Ahead of a major court hearing late next month, attorneys representing the sex offenders filed a long list of proposed reforms that would lead to the development of more community-based treatment programs and the expedited release of many of the 720 offenders locked up indefinitely at secure treatment centers in Moose Lake and St. Peter.

The proposed remedies would move Minnesota’s system closer to those in the 19 other states that also detain offenders after they have completed their prison terms. The reforms would give detainees the right to petition the courts for release, for example, and require the state to conduct regular evaluations to ensure that offenders are still dangerous enough to be locked up.

Last week, Judge Donovan Frank of the U.S. District Court in St. Paul ordered both sides in a prolonged, four-year court case to come up with proposals to correct systemic problems with the MSOP.

Though Frank warned of a “more forceful solution” if state leaders failed to implement changes, attorneys for the state surprised legal observers by declining to offer any ideas for reform. In a letter last Friday to the court, the state attorney general’s office said that it considers the program constitutional and that it would only respond to remedies sought by the sex offenders. A hearing on the proposed remedies is set for Sept. 30.

The one-sided response to the judge’s order means the state will have limited say in any changes imposed by Frank, who has called the program “clearly broken” and “draconian.”

“It’s unfortunate that the state is taking this position,” said Eric Janus, a professor at the William Mitchell College of Law who served on a state task force that recommended sweeping changes to the program in 2013. “They have put themselves in a defensive posture and are, by doing so, giving up a real opportunity to help shape the future of this program.”
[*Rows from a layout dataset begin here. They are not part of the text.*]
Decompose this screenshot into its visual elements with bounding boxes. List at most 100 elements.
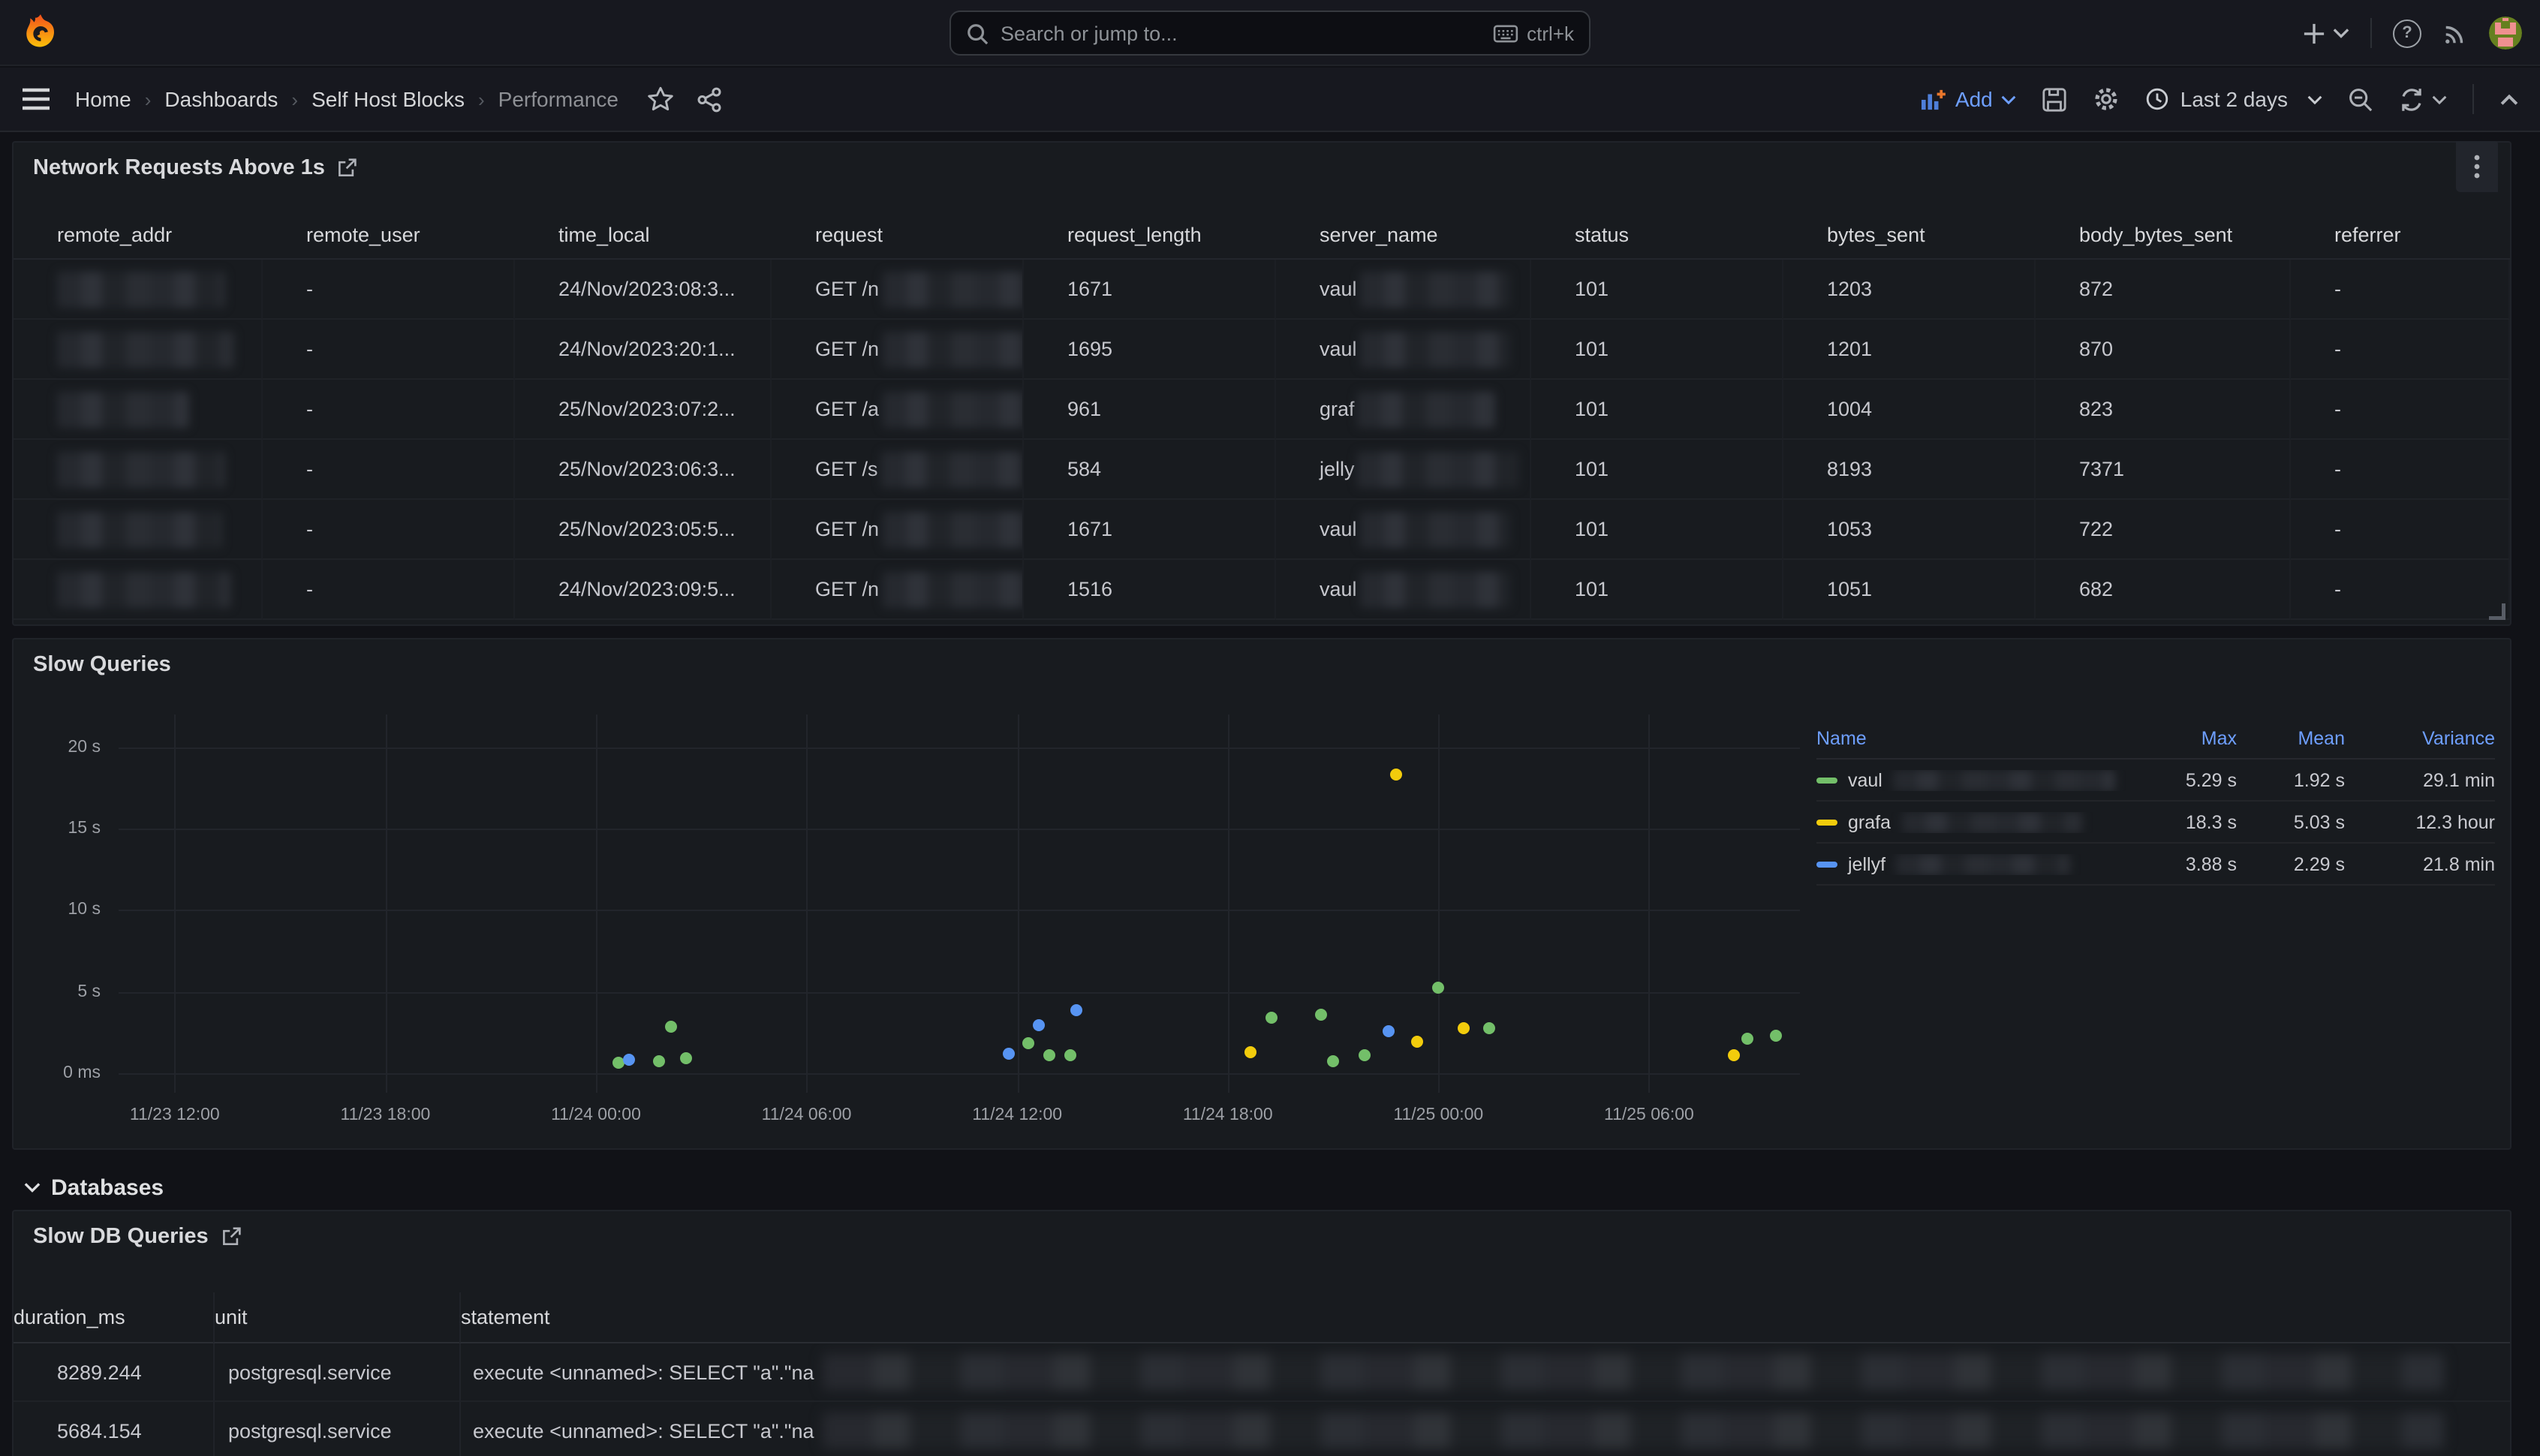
panel-title-text[interactable]: Slow Queries xyxy=(33,653,171,677)
scatter-point-vaul[interactable] xyxy=(1359,1049,1371,1061)
column-header-remote_addr[interactable]: remote_addr xyxy=(14,212,263,260)
cell-server-name: vaul xyxy=(1276,320,1531,380)
section-databases[interactable]: Databases xyxy=(24,1163,164,1211)
new-menu-button[interactable] xyxy=(2303,22,2349,44)
breadcrumb-performance: Performance xyxy=(498,87,618,111)
search-icon xyxy=(966,22,989,44)
scatter-point-vaul[interactable] xyxy=(1315,1009,1327,1021)
legend-header-name[interactable]: Name xyxy=(1816,727,2132,748)
breadcrumb-dashboards[interactable]: Dashboards xyxy=(164,87,278,111)
cell-status: 101 xyxy=(1531,500,1783,560)
column-header-duration_ms[interactable]: duration_ms xyxy=(14,1292,213,1343)
favorite-star-icon[interactable] xyxy=(647,86,674,113)
column-header-request[interactable]: request xyxy=(772,212,1024,260)
external-link-icon[interactable] xyxy=(221,1226,242,1247)
scatter-point-vaul[interactable] xyxy=(1265,1012,1278,1024)
redacted-text xyxy=(1358,391,1496,427)
news-rss-icon[interactable] xyxy=(2442,20,2468,46)
panel-menu-kebab[interactable] xyxy=(2456,141,2498,192)
grafana-logo[interactable] xyxy=(21,12,60,53)
scatter-point-vaul[interactable] xyxy=(1741,1033,1753,1045)
legend-header-mean[interactable]: Mean xyxy=(2237,727,2345,748)
chart-legend: NameMaxMeanVariancevaul5.29 s1.92 s29.1 … xyxy=(1816,717,2495,886)
scatter-point-vaul[interactable] xyxy=(1432,981,1444,993)
column-header-server_name[interactable]: server_name xyxy=(1276,212,1531,260)
scatter-point-grafa[interactable] xyxy=(1457,1021,1469,1033)
column-header-body_bytes_sent[interactable]: body_bytes_sent xyxy=(2036,212,2291,260)
cell-remote-addr xyxy=(14,560,263,620)
scatter-point-vaul[interactable] xyxy=(1769,1030,1781,1042)
dashboard-settings-gear-icon[interactable] xyxy=(2093,86,2120,113)
breadcrumb-self-host-blocks[interactable]: Self Host Blocks xyxy=(311,87,465,111)
scatter-point-grafa[interactable] xyxy=(1411,1036,1423,1048)
column-header-statement[interactable]: statement xyxy=(459,1292,2510,1343)
scatter-point-vaul[interactable] xyxy=(679,1051,691,1063)
column-header-request_length[interactable]: request_length xyxy=(1024,212,1276,260)
cell-remote-user: - xyxy=(263,560,515,620)
column-header-referrer[interactable]: referrer xyxy=(2291,212,2510,260)
breadcrumb-home[interactable]: Home xyxy=(75,87,131,111)
cell-remote-user: - xyxy=(263,440,515,500)
y-tick-label: 5 s xyxy=(77,982,101,1000)
redacted-text xyxy=(57,271,225,307)
scatter-point-grafa[interactable] xyxy=(1727,1049,1739,1061)
scatter-point-jellyf[interactable] xyxy=(1383,1025,1395,1037)
gridline-horizontal xyxy=(119,910,1800,912)
cell-request-length: 584 xyxy=(1024,440,1276,500)
column-header-bytes_sent[interactable]: bytes_sent xyxy=(1783,212,2036,260)
scatter-point-vaul[interactable] xyxy=(1064,1049,1076,1061)
cell-request: GET /s xyxy=(772,440,1024,500)
scatter-point-vaul[interactable] xyxy=(1327,1056,1339,1068)
cell-time-local: 24/Nov/2023:20:1... xyxy=(515,320,772,380)
column-header-remote_user[interactable]: remote_user xyxy=(263,212,515,260)
x-tick-label: 11/24 12:00 xyxy=(972,1106,1062,1124)
keyboard-icon xyxy=(1492,23,1518,43)
scatter-point-vaul[interactable] xyxy=(1483,1021,1495,1033)
scatter-point-grafa[interactable] xyxy=(1244,1046,1256,1058)
cell-server-name: vaul xyxy=(1276,560,1531,620)
cell-status: 101 xyxy=(1531,260,1783,320)
gridline-vertical xyxy=(1649,714,1651,1093)
panel-title-text[interactable]: Network Requests Above 1s xyxy=(33,156,325,180)
scatter-point-jellyf[interactable] xyxy=(1071,1004,1083,1016)
scatter-plot-area[interactable] xyxy=(119,714,1800,1073)
add-button[interactable]: Add xyxy=(1921,87,2017,111)
column-header-time_local[interactable]: time_local xyxy=(515,212,772,260)
legend-series-name[interactable]: grafa xyxy=(1816,811,2132,832)
redacted-text xyxy=(1360,511,1510,547)
user-avatar[interactable] xyxy=(2489,17,2522,50)
scatter-point-vaul[interactable] xyxy=(666,1021,678,1033)
scatter-point-vaul[interactable] xyxy=(1022,1038,1034,1050)
time-range-picker[interactable]: Last 2 days xyxy=(2146,87,2322,111)
scatter-point-jellyf[interactable] xyxy=(1002,1048,1014,1060)
column-header-unit[interactable]: unit xyxy=(213,1292,459,1343)
legend-header-variance[interactable]: Variance xyxy=(2345,727,2495,748)
panel-resize-handle[interactable] xyxy=(2487,602,2505,620)
scatter-point-jellyf[interactable] xyxy=(623,1054,635,1066)
collapse-caret-up-icon[interactable] xyxy=(2499,92,2519,106)
save-dashboard-icon[interactable] xyxy=(2042,86,2068,112)
external-link-icon[interactable] xyxy=(337,158,358,179)
gridline-horizontal xyxy=(119,829,1800,830)
cell-remote-user: - xyxy=(263,500,515,560)
scatter-point-grafa[interactable] xyxy=(1390,769,1402,781)
legend-series-name[interactable]: jellyf xyxy=(1816,853,2132,874)
column-header-status[interactable]: status xyxy=(1531,212,1783,260)
legend-header-max[interactable]: Max xyxy=(2132,727,2237,748)
help-icon[interactable]: ? xyxy=(2393,19,2421,47)
search-input[interactable]: Search or jump to... ctrl+k xyxy=(949,11,1591,56)
share-icon[interactable] xyxy=(697,86,722,112)
cell-status: 101 xyxy=(1531,380,1783,440)
zoom-out-icon[interactable] xyxy=(2348,86,2373,112)
refresh-button[interactable] xyxy=(2399,86,2447,112)
scatter-point-vaul[interactable] xyxy=(1043,1049,1055,1061)
scatter-point-vaul[interactable] xyxy=(653,1056,665,1068)
panel-title-text[interactable]: Slow DB Queries xyxy=(33,1225,209,1249)
scatter-point-jellyf[interactable] xyxy=(1032,1020,1044,1032)
menu-hamburger-icon[interactable] xyxy=(21,87,51,111)
cell-remote-user: - xyxy=(263,380,515,440)
legend-variance: 21.8 min xyxy=(2345,853,2495,874)
legend-series-name[interactable]: vaul xyxy=(1816,769,2132,790)
legend-swatch xyxy=(1816,861,1837,867)
x-tick-label: 11/23 18:00 xyxy=(341,1106,431,1124)
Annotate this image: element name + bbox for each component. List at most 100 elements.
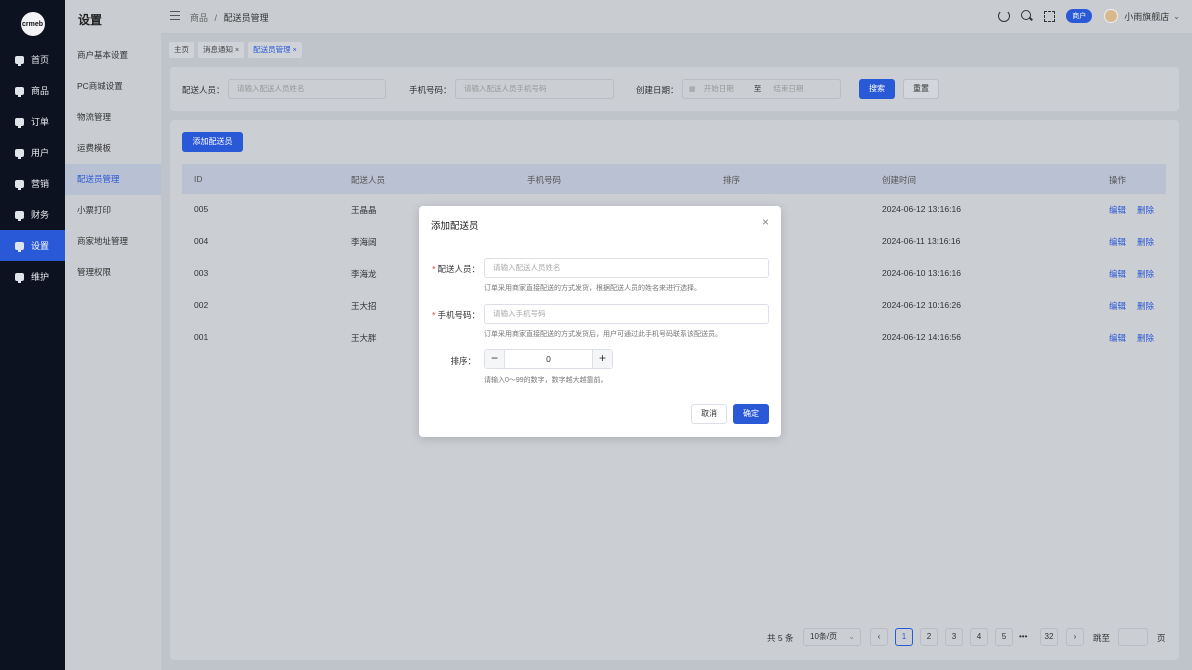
confirm-button[interactable]: 确定 xyxy=(733,404,769,424)
col-id: ID xyxy=(194,174,203,184)
nav-item-7[interactable]: 维护 xyxy=(0,261,65,292)
phone-input[interactable]: 请输入手机号码 xyxy=(484,304,769,324)
edit-link[interactable]: 编辑 xyxy=(1109,268,1126,280)
nav-item-2[interactable]: 订单 xyxy=(0,106,65,137)
sort-stepper: − 0 + xyxy=(484,349,613,369)
close-icon[interactable]: × xyxy=(235,47,239,54)
courier-filter-label: 配送人员： xyxy=(182,85,225,95)
nav-item-5[interactable]: 财务 xyxy=(0,199,65,230)
date-range-input[interactable]: ▦ 开始日期 至 结束日期 xyxy=(682,79,841,99)
page-5[interactable]: 5 xyxy=(995,628,1013,646)
sort-value-input[interactable]: 0 xyxy=(505,350,592,368)
reset-button[interactable]: 重置 xyxy=(903,79,939,99)
delete-link[interactable]: 删除 xyxy=(1137,332,1154,344)
page-1[interactable]: 1 xyxy=(895,628,913,646)
decrement-button[interactable]: − xyxy=(485,350,505,368)
submenu-item-1[interactable]: PC商城设置 xyxy=(65,71,161,102)
submenu-item-2[interactable]: 物流管理 xyxy=(65,102,161,133)
row-courier: 李海阔 xyxy=(351,237,377,247)
avatar[interactable] xyxy=(1104,9,1119,23)
col-courier: 配送人员 xyxy=(351,175,386,185)
pager-ellipsis[interactable]: ••• xyxy=(1019,632,1027,641)
add-courier-dialog: 添加配送员 × * 配送人员： 请输入配送人员姓名 订单采用商家直接配送的方式发货… xyxy=(419,206,781,437)
monitor-icon xyxy=(15,148,24,159)
page-last[interactable]: 32 xyxy=(1040,628,1058,646)
row-created: 2024-06-12 10:16:26 xyxy=(882,300,961,310)
breadcrumb-current: 配送员管理 xyxy=(223,13,269,23)
menu-toggle-icon[interactable] xyxy=(170,11,180,20)
monitor-icon xyxy=(15,117,24,128)
col-created: 创建时间 xyxy=(882,175,917,185)
monitor-icon xyxy=(15,272,24,283)
col-actions: 操作 xyxy=(1109,175,1127,185)
edit-link[interactable]: 编辑 xyxy=(1109,300,1126,312)
row-id: 003 xyxy=(194,268,209,278)
courier-name-input[interactable]: 请输入配送人员姓名 xyxy=(484,258,769,278)
delete-link[interactable]: 删除 xyxy=(1137,268,1154,280)
search-icon[interactable] xyxy=(1021,10,1033,22)
edit-link[interactable]: 编辑 xyxy=(1109,236,1126,248)
row-courier: 李海龙 xyxy=(351,269,377,279)
prev-page-button[interactable]: ‹ xyxy=(870,628,888,646)
nav-item-4[interactable]: 营销 xyxy=(0,168,65,199)
row-id: 005 xyxy=(194,204,209,214)
submenu-item-4[interactable]: 配送员管理 xyxy=(65,164,161,195)
col-phone: 手机号码 xyxy=(527,175,562,185)
breadcrumb-parent[interactable]: 商品 xyxy=(190,13,208,23)
monitor-icon xyxy=(15,86,24,97)
monitor-icon xyxy=(15,210,24,221)
submenu-item-6[interactable]: 商家地址管理 xyxy=(65,226,161,257)
courier-filter-input[interactable]: 请输入配送人员姓名 xyxy=(228,79,386,99)
sort-field-label: 排序： xyxy=(450,356,476,366)
next-page-button[interactable]: › xyxy=(1066,628,1084,646)
page-4[interactable]: 4 xyxy=(970,628,988,646)
row-id: 004 xyxy=(194,236,209,246)
cancel-button[interactable]: 取消 xyxy=(691,404,727,424)
total-count: 共 5 条 xyxy=(767,633,794,643)
page-size-select[interactable]: 10条/页 ⌄ xyxy=(803,628,861,646)
submenu-item-0[interactable]: 商户基本设置 xyxy=(65,40,161,71)
submenu-title: 设置 xyxy=(78,13,103,27)
phone-field-label: * 手机号码： xyxy=(432,310,480,320)
row-created: 2024-06-11 13:16:16 xyxy=(882,236,961,246)
tab-1[interactable]: 消息通知 × xyxy=(198,42,245,58)
monitor-icon xyxy=(15,241,24,252)
jump-page-input[interactable] xyxy=(1118,628,1148,646)
tab-2[interactable]: 配送员管理 × xyxy=(248,42,302,58)
add-courier-button[interactable]: 添加配送员 xyxy=(182,132,243,152)
edit-link[interactable]: 编辑 xyxy=(1109,204,1126,216)
increment-button[interactable]: + xyxy=(592,350,612,368)
delete-link[interactable]: 删除 xyxy=(1137,300,1154,312)
chevron-down-icon[interactable]: ⌄ xyxy=(1173,12,1180,21)
user-name[interactable]: 小雨旗舰店 xyxy=(1124,10,1169,23)
page-3[interactable]: 3 xyxy=(945,628,963,646)
submenu-item-5[interactable]: 小票打印 xyxy=(65,195,161,226)
nav-item-1[interactable]: 商品 xyxy=(0,75,65,106)
row-id: 002 xyxy=(194,300,209,310)
refresh-icon[interactable] xyxy=(998,10,1011,22)
nav-item-6[interactable]: 设置 xyxy=(0,230,65,261)
phone-filter-label: 手机号码： xyxy=(409,85,452,95)
search-button[interactable]: 搜索 xyxy=(859,79,895,99)
jump-label: 跳至 xyxy=(1093,633,1111,643)
edit-link[interactable]: 编辑 xyxy=(1109,332,1126,344)
row-created: 2024-06-12 13:16:16 xyxy=(882,204,961,214)
tab-0[interactable]: 主页 xyxy=(169,42,194,58)
date-filter-label: 创建日期： xyxy=(636,85,679,95)
phone-filter-input[interactable]: 请输入配送人员手机号码 xyxy=(455,79,614,99)
monitor-icon xyxy=(15,55,24,66)
main-nav: crmeb 首页 商品 订单 用户 营销 财务 设置 维护 xyxy=(0,0,65,670)
nav-item-0[interactable]: 首页 xyxy=(0,44,65,75)
calendar-icon: ▦ xyxy=(689,86,696,93)
close-icon[interactable]: × xyxy=(762,215,769,229)
submenu-item-7[interactable]: 管理权限 xyxy=(65,257,161,288)
table-header: ID 配送人员 手机号码 排序 创建时间 操作 xyxy=(182,164,1166,194)
col-sort: 排序 xyxy=(723,175,741,185)
delete-link[interactable]: 删除 xyxy=(1137,204,1154,216)
fullscreen-icon[interactable] xyxy=(1044,10,1056,22)
delete-link[interactable]: 删除 xyxy=(1137,236,1154,248)
page-2[interactable]: 2 xyxy=(920,628,938,646)
close-icon[interactable]: × xyxy=(293,47,297,54)
nav-item-3[interactable]: 用户 xyxy=(0,137,65,168)
submenu-item-3[interactable]: 运费模板 xyxy=(65,133,161,164)
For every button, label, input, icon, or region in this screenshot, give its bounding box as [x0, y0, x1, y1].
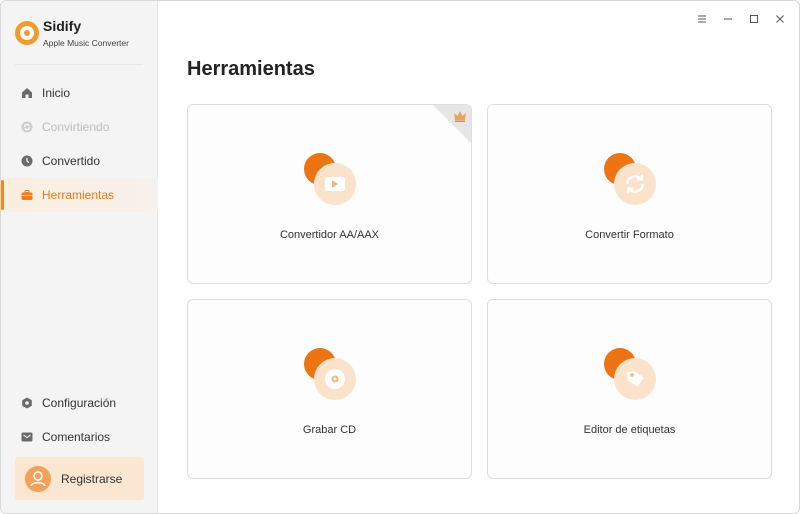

Many of the changes sought by offenders, and laid out in their filing Wednesday, have been contemplated for years, and many have been suggested by various task forces and outside experts consulted by the state.

The number of people committed to the MSOP soared in the mid-2000s, in the wake of the 2003 kidnapping and murder of college student Dru Sjodin by a convicted sex offender.

The program was unprepared for this drastic increase in population; the lack of treatment alternatives in the community meant hundreds of offenders got stuck in treatment and lost hope of ever getting released.

Minnesota now confines more sex offenders per capita than any other state, and only four offenders have been conditionally discharged from the MSOP in its 20-year history. To date, no one has been unconditionally released from the program, leading to charges that it amounts to unconstitutional permanent detention.

In the filing Wednesday, attorneys for offenders proposed nearly 20 specific reforms, including some that have been suggested by Frank. These include annual independent risk assessments for all detainees to determine whether they still meet the legal criteria for confinement; the creation of less-restrictive treatment facilities in the community, and ongoing external review of the MSOP’s treatment program.

Attorneys for offenders also have proposed that civilly committed offenders have the right to petition the courts at any time for discharge or a reduction in custody and that hearings on these cases be streamlined and heard in a timely manner. Currently, offenders must petition to two separate boards, which critics say results in bureaucratic delays in discharge decisions.